Complications of Lithotripsy
Lithotripsy can cause various complications including renal hematoma, hypertension, and tissue damage, with complication rates ranging from 20-43% depending on the technique used. 1
Common Complications
Immediate/Short-term Complications
Hematuria
- Nearly universal after shock wave lithotripsy (SWL)
- Usually self-limiting within days
Pain
- Flank pain during stone passage
- Stent-related discomfort (if stent placed)
Steinstrasse (Stone Street)
- Multiple stone fragments forming a column in the ureter
- Can cause obstruction requiring additional intervention
Vascular Trauma
- Renal hematomas (subcapsular or perirenal)
- More common with higher energy settings 2
Infections
- Urinary tract infections
- Sepsis (rare but serious)
- Requires antibiotic prophylaxis in high-risk patients
Long-term Complications
Hypertension
- Linked to renal scarring from shock wave damage 2
- Reported in approximately 1-8% of patients
Renal Function Impairment
- Temporary elevation in serum creatinine
- Usually resolves without permanent damage 3
Diabetes Mellitus
- Some studies suggest a potential link between SWL and new-onset diabetes 2
- Remains controversial and requires further research
Comparison of Complication Rates by Technique
Extracorporeal Shock Wave Lithotripsy (ESWL)

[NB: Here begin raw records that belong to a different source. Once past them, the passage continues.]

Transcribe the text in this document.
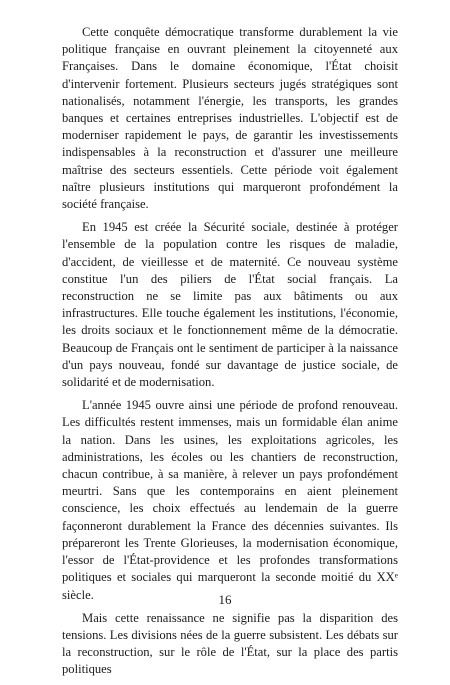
Cette conquête démocratique transforme durablement la vie politique française en ouvrant pleinement la citoyenneté aux Françaises. Dans le domaine économique, l'État choisit d'intervenir fortement. Plusieurs secteurs jugés stratégiques sont nationalisés, notamment l'énergie, les transports, les grandes banques et certaines entreprises industrielles. L'objectif est de moderniser rapidement le pays, de garantir les investissements indispensables à la reconstruction et d'assurer une meilleure maîtrise des secteurs essentiels. Cette période voit également naître plusieurs institutions qui marqueront profondément la société française.

En 1945 est créée la Sécurité sociale, destinée à protéger l'ensemble de la population contre les risques de maladie, d'accident, de vieillesse et de maternité. Ce nouveau système constitue l'un des piliers de l'État social français. La reconstruction ne se limite pas aux bâtiments ou aux infrastructures. Elle touche également les institutions, l'économie, les droits sociaux et le fonctionnement même de la démocratie. Beaucoup de Français ont le sentiment de participer à la naissance d'un pays nouveau, fondé sur davantage de justice sociale, de solidarité et de modernisation.

L'année 1945 ouvre ainsi une période de profond renouveau. Les difficultés restent immenses, mais un formidable élan anime la nation. Dans les usines, les exploitations agricoles, les administrations, les écoles ou les chantiers de reconstruction, chacun contribue, à sa manière, à relever un pays profondément meurtri. Sans que les contemporains en aient pleinement conscience, les choix effectués au lendemain de la guerre façonneront durablement la France des décennies suivantes. Ils prépareront les Trente Glorieuses, la modernisation économique, l'essor de l'État-providence et les profondes transformations politiques et sociales qui marqueront la seconde moitié du XXᵉ siècle.

Mais cette renaissance ne signifie pas la disparition des tensions. Les divisions nées de la guerre subsistent. Les débats sur la reconstruction, sur le rôle de l'État, sur la place des partis politiques

16
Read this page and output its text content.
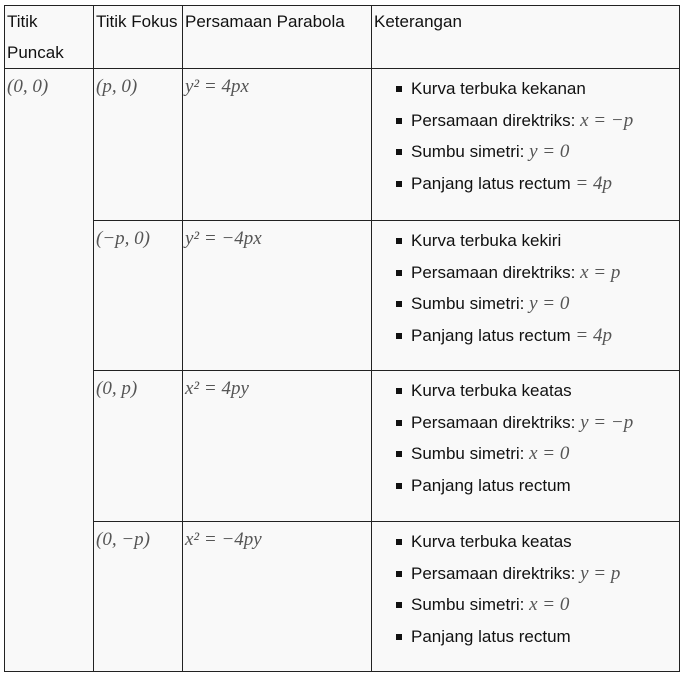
Titik Puncak	Titik Fokus	Persamaan Parabola	Keterangan
(0, 0)	(p, 0)	y² = 4px	Kurva terbuka kekanan
Persamaan direktriks: x = −p
Sumbu simetri: y = 0
Panjang latus rectum = 4p

(−p, 0)	y² = −4px	Kurva terbuka kekiri
Persamaan direktriks: x = p
Sumbu simetri: y = 0
Panjang latus rectum = 4p

(0, p)	x² = 4py	Kurva terbuka keatas
Persamaan direktriks: y = −p
Sumbu simetri: x = 0
Panjang latus rectum

(0, −p)	x² = −4py	Kurva terbuka keatas
Persamaan direktriks: y = p
Sumbu simetri: x = 0
Panjang latus rectum
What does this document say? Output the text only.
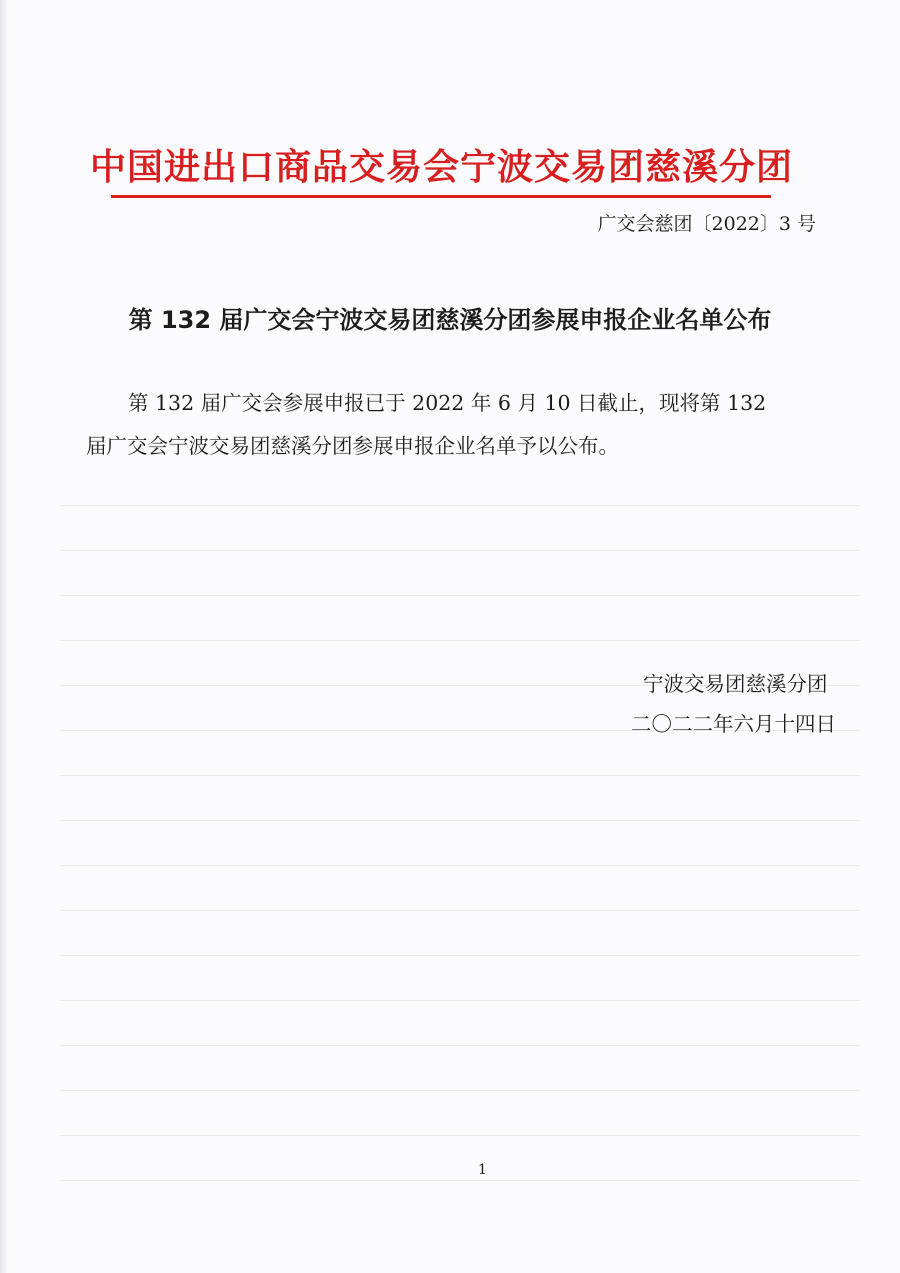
中国进出口商品交易会宁波交易团慈溪分团
广交会慈团〔2022〕3 号
第 132 届广交会宁波交易团慈溪分团参展申报企业名单公布
第 132 届广交会参展申报已于 2022 年 6 月 10 日截止，现将第 132
届广交会宁波交易团慈溪分团参展申报企业名单予以公布。
宁波交易团慈溪分团
二〇二二年六月十四日
1
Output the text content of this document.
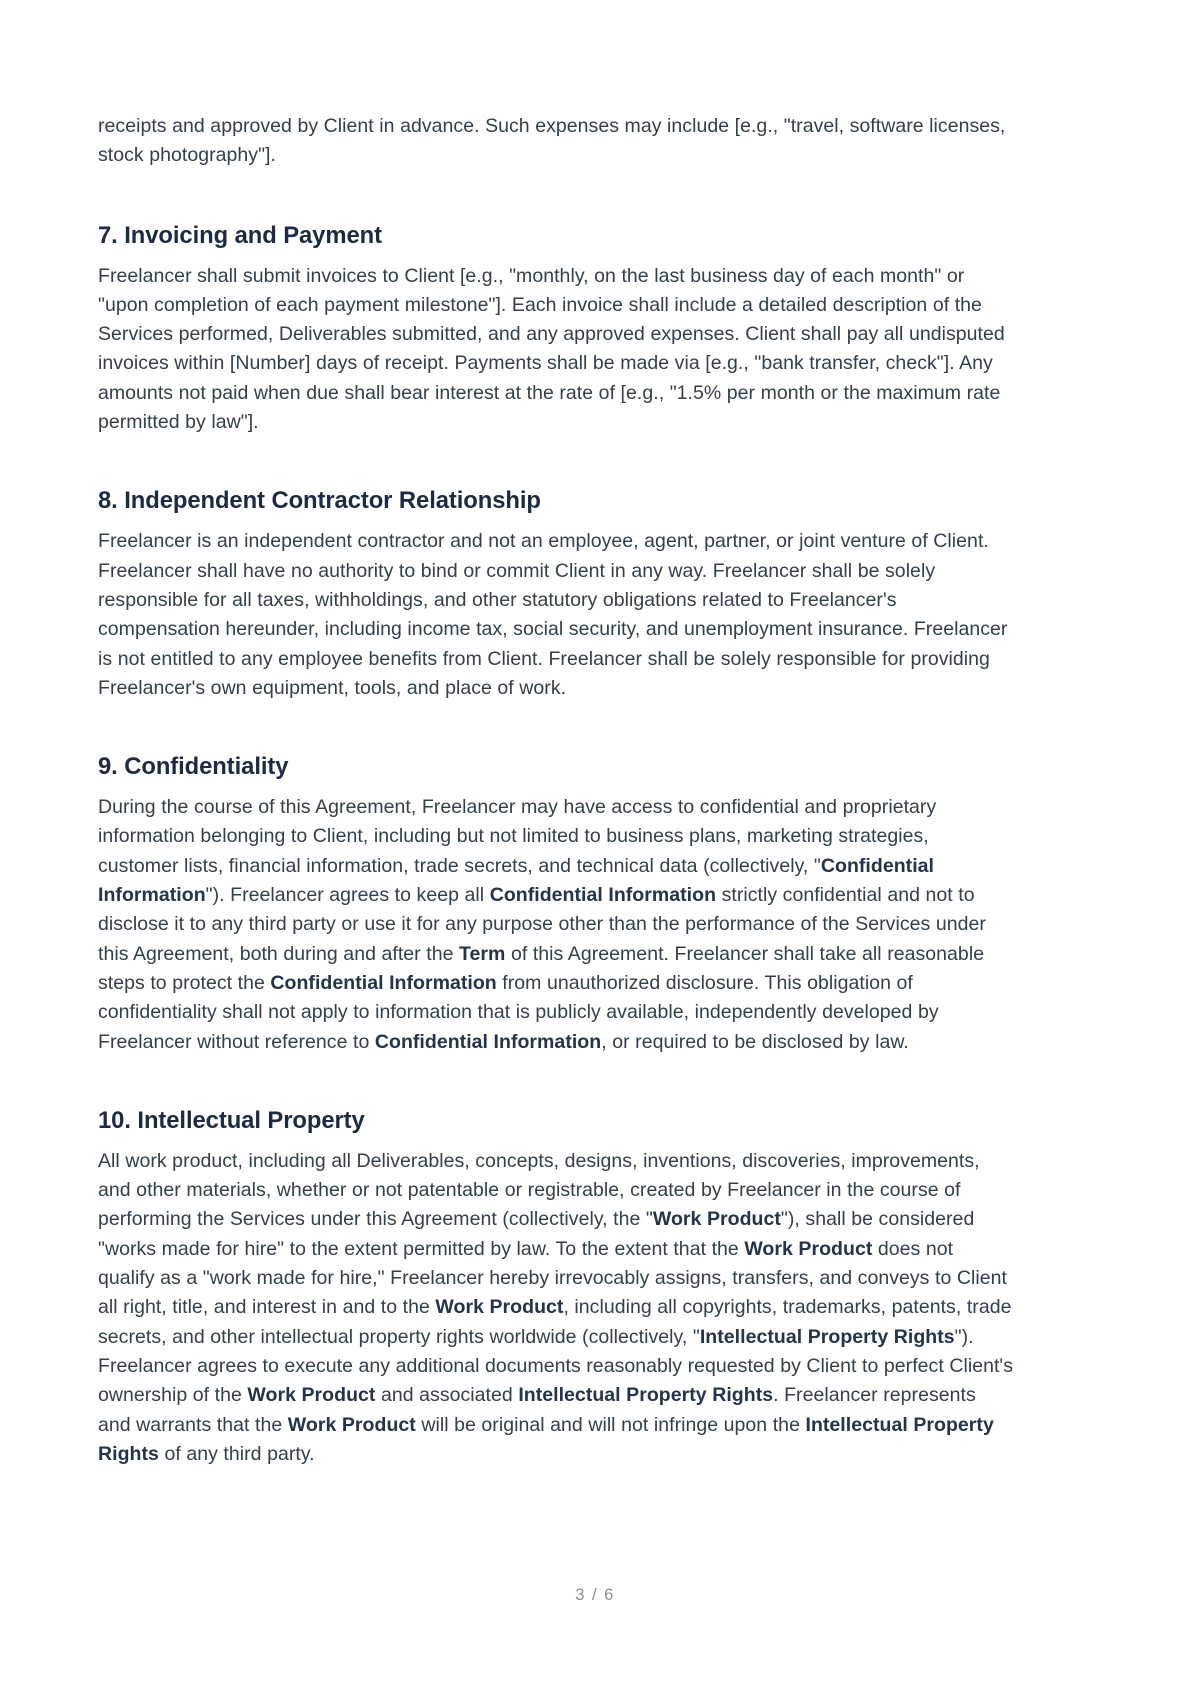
receipts and approved by Client in advance. Such expenses may include [e.g., "travel, software licenses, stock photography"].

7. Invoicing and Payment

Freelancer shall submit invoices to Client [e.g., "monthly, on the last business day of each month" or "upon completion of each payment milestone"]. Each invoice shall include a detailed description of the Services performed, Deliverables submitted, and any approved expenses. Client shall pay all undisputed invoices within [Number] days of receipt. Payments shall be made via [e.g., "bank transfer, check"]. Any amounts not paid when due shall bear interest at the rate of [e.g., "1.5% per month or the maximum rate permitted by law"].

8. Independent Contractor Relationship

Freelancer is an independent contractor and not an employee, agent, partner, or joint venture of Client. Freelancer shall have no authority to bind or commit Client in any way. Freelancer shall be solely responsible for all taxes, withholdings, and other statutory obligations related to Freelancer's compensation hereunder, including income tax, social security, and unemployment insurance. Freelancer is not entitled to any employee benefits from Client. Freelancer shall be solely responsible for providing Freelancer's own equipment, tools, and place of work.

9. Confidentiality

During the course of this Agreement, Freelancer may have access to confidential and proprietary information belonging to Client, including but not limited to business plans, marketing strategies, customer lists, financial information, trade secrets, and technical data (collectively, "Confidential Information"). Freelancer agrees to keep all Confidential Information strictly confidential and not to disclose it to any third party or use it for any purpose other than the performance of the Services under this Agreement, both during and after the Term of this Agreement. Freelancer shall take all reasonable steps to protect the Confidential Information from unauthorized disclosure. This obligation of confidentiality shall not apply to information that is publicly available, independently developed by Freelancer without reference to Confidential Information, or required to be disclosed by law.

10. Intellectual Property

All work product, including all Deliverables, concepts, designs, inventions, discoveries, improvements, and other materials, whether or not patentable or registrable, created by Freelancer in the course of performing the Services under this Agreement (collectively, the "Work Product"), shall be considered "works made for hire" to the extent permitted by law. To the extent that the Work Product does not qualify as a "work made for hire," Freelancer hereby irrevocably assigns, transfers, and conveys to Client all right, title, and interest in and to the Work Product, including all copyrights, trademarks, patents, trade secrets, and other intellectual property rights worldwide (collectively, "Intellectual Property Rights"). Freelancer agrees to execute any additional documents reasonably requested by Client to perfect Client's ownership of the Work Product and associated Intellectual Property Rights. Freelancer represents and warrants that the Work Product will be original and will not infringe upon the Intellectual Property Rights of any third party.

3 / 6
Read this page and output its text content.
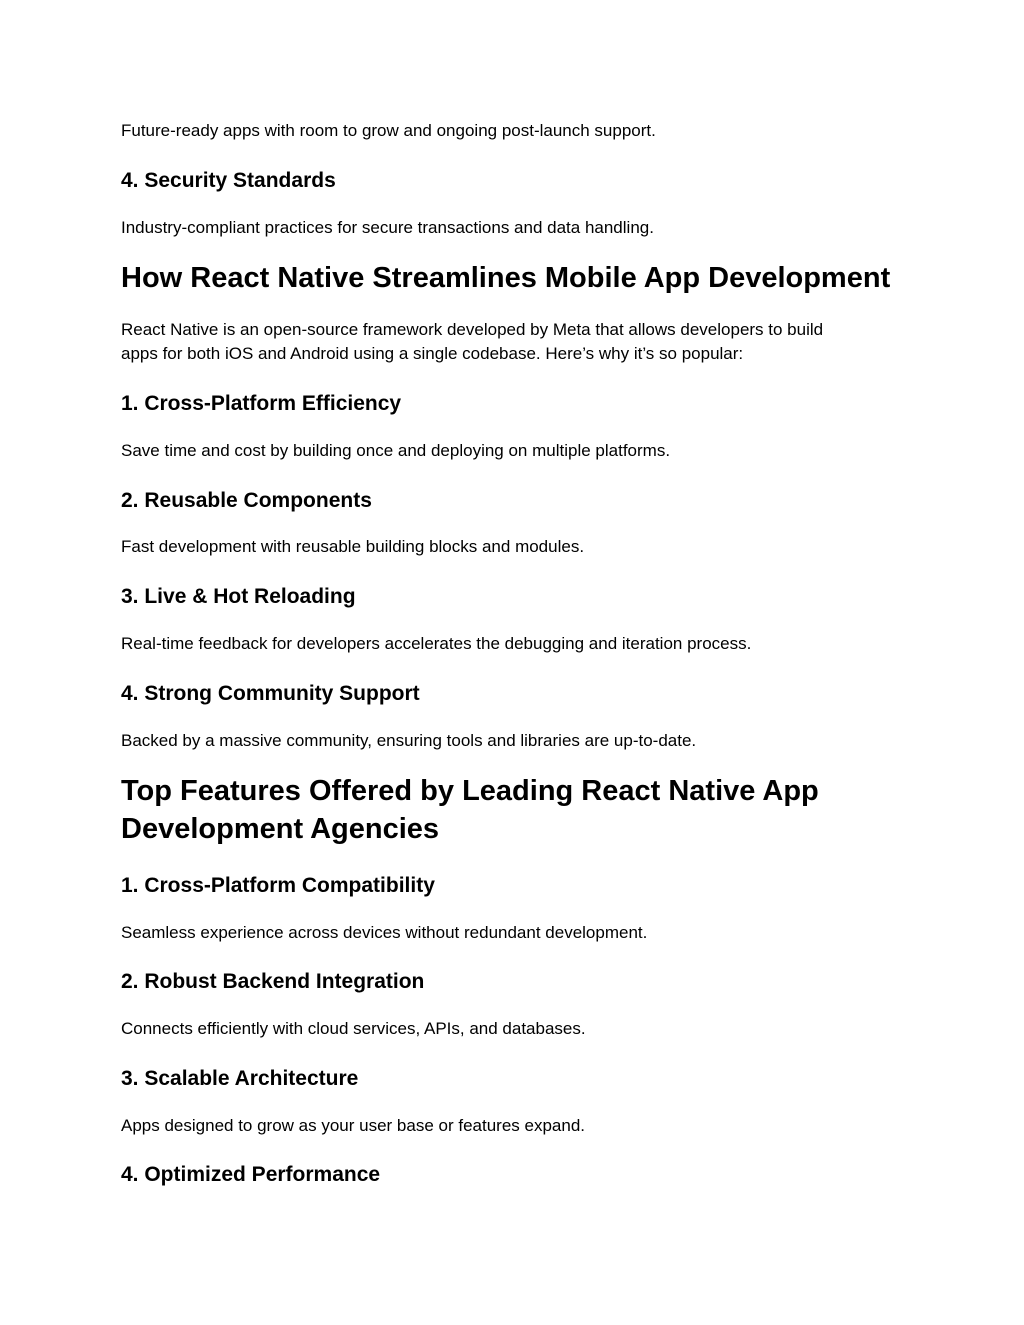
Future-ready apps with room to grow and ongoing post-launch support.

4. Security Standards

Industry-compliant practices for secure transactions and data handling.

How React Native Streamlines Mobile App Development

React Native is an open-source framework developed by Meta that allows developers to build

apps for both iOS and Android using a single codebase. Here’s why it’s so popular:

1. Cross-Platform Efficiency

Save time and cost by building once and deploying on multiple platforms.

2. Reusable Components

Fast development with reusable building blocks and modules.

3. Live & Hot Reloading

Real-time feedback for developers accelerates the debugging and iteration process.

4. Strong Community Support

Backed by a massive community, ensuring tools and libraries are up-to-date.

Top Features Offered by Leading React Native App
Development Agencies
1. Cross-Platform Compatibility

Seamless experience across devices without redundant development.

2. Robust Backend Integration

Connects efficiently with cloud services, APIs, and databases.

3. Scalable Architecture

Apps designed to grow as your user base or features expand.

4. Optimized Performance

- Overall complication rate: 20-36% 1
- Clavien I-II (minor) complications: 20% (95% CI: 11%-31%) 1
- Clavien III-V (major) complications: 2% (95% CI: 0.1%-4%) 1
Flexible Ureteroscopy (FURS)
- Overall complication rate: 22-43% 1
- Clavien I-II (minor) complications: 27% (95% CI: 12%-52%) 1
- Clavien III-V (major) complications: 8% (95% CI: 3%-16%) 1
Special Considerations in Pediatric Patients
- No significant difference in complication rates between FURS and ESWL in pediatric patients (RR = 1.18,95% CI: 0.76-1.82) 1
- No evidence of long-term renal scarring or growth impairment in children 4
- Hospital stay is longer with FURS compared to ESWL (mean difference = 0.25 days) 1
Risk Factors for Complications
- Stone size (larger stones = higher risk)
- Stone location (lower pole stones have lower clearance rates)
- Patient factors (obesity, bleeding disorders)
- Technical factors (energy settings, number of shock waves)
Prevention Strategies
Proper patient selection
- Avoid SWL in patients with bleeding disorders
- Consider alternative treatments for large stones (>2cm) 5
Technical optimization
- Use lower power settings initially
- Gradual ramping of shock wave energy
- Limit total number of shock waves per session
Perioperative management
- Antibiotic prophylaxis when indicated
- Adequate hydration
- Proper positioning during procedure
Follow-up monitoring
- Blood pressure monitoring
- Renal function assessment
- Imaging to confirm stone clearance
Despite these potential complications, lithotripsy remains a generally safe and effective treatment for urinary stones, with the majority of complications being minor and self-limiting. The choice between ESWL and FURS should consider stone characteristics, patient factors, and available expertise, with both techniques showing comparable overall safety profiles 1.